Inspired by a 1938 folklore survey on the exploits of men (only) in a south Ulster parish, she mused on women who might have been omitted from history:
Kathleen McKenna, Annagola, who was able to wash a week's sheets, shirts and swaddling, bake bread and clean the house all of a Monday
Birdy McMahon, of Faulkland, walked to Monaghan for a sack of flour two days before her eighth child was born . . .
One woman who is in no danger of being written out of records is the 16th-century Mayo pirate queen, Grace O'Malley. This is largely thanks to historian, Anne Chambers, who has just published a revised and updated version of Granuaile. And now she has received not just one, but two offers for a film of the book.
Ms Chambers is off to Los Angeles next week for talks on a screenplay based on her text. She credits much of the interest to the success of Titanic. "The sea is back in business now in Hollywood," she says. She would love to bring Grace O'Malley to the big screen without losing any of the woman's integrity.
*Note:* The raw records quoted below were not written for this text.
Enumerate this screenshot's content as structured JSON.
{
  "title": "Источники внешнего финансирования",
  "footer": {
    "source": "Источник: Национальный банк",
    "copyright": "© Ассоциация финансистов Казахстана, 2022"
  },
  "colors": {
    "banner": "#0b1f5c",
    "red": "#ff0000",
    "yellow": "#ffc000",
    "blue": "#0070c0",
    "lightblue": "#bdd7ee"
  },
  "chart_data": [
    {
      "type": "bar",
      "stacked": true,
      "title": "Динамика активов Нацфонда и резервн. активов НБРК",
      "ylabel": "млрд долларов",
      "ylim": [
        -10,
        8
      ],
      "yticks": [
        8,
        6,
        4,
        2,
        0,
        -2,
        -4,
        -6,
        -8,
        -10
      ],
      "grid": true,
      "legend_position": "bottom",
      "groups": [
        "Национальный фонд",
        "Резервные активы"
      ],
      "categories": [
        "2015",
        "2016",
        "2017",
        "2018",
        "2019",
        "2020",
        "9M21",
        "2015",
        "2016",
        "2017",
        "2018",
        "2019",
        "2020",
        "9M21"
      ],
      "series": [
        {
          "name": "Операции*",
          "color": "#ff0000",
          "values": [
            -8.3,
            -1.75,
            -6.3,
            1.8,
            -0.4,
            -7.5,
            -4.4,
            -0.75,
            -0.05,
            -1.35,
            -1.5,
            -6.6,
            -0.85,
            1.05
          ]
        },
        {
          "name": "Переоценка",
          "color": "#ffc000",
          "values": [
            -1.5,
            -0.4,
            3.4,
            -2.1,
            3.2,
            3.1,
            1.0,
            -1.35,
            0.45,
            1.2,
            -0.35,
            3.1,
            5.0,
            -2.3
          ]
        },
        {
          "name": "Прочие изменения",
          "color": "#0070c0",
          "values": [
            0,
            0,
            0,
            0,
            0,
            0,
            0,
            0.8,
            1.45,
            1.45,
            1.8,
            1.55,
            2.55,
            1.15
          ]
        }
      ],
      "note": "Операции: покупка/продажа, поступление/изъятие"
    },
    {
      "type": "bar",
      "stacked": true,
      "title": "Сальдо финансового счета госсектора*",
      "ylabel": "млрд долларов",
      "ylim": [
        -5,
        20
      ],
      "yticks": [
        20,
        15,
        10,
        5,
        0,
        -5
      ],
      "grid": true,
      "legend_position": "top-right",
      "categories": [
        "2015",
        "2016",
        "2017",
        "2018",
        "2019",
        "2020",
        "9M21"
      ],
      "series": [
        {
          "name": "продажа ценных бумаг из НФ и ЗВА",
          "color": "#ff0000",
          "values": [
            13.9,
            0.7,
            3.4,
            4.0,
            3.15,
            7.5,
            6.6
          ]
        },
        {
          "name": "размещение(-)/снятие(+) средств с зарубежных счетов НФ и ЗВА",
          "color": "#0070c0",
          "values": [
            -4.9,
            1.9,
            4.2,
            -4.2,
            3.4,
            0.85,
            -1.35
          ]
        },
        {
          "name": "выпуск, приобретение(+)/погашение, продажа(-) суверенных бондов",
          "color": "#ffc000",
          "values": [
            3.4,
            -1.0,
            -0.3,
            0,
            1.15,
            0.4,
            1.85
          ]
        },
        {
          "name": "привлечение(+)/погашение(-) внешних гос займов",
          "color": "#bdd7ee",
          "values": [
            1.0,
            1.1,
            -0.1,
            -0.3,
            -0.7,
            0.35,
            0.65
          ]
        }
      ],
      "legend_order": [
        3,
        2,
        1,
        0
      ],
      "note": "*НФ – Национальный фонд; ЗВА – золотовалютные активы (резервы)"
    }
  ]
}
As she notes in her revised edition of the biography, O'Malley allowed neither social nor political convention to thwart her ambition. Not only was she a fearless leader, tactician and pragmatist, but also a ruthless plunderer, rebel and a woman who broke a mould. Yet for four centuries, she remained a "prisoner of indifference", with the contribution she made to the social, political and maritime history of her time being conveniently ignored.
Ms Chambers, who hosted her book launch recently in the very male ambience of the light tender, Granuaile, owned by the Commissioners of Irish Lights, believes that the pirate queen was a victim of the "mainly male bias of historical record and analysis", but it was more than male chauvinism that wrote her out of the pages of Irish history.
She did not fit the bill determined and demanded by later generations of Irish historians, where Irish heroes and heroines were "required to be suitably adorned in the green cloak of patriotism, their personal lives untainted, their religious beliefs fervently Roman Catholic".
O'Malley, who took a lover, divorced her husband and gave birth to a son at sea, did not suit the "rosy-hued picture of Gaelic womanhood painted by latter-day male and often clerical historians", Ms Chambers maintains.
Find out why in the revised biography, published by Wolfhound Press at £6.99. And watch out for Nicole Kidman, or perhaps Kate Winslet, testing the water in Clew Bay.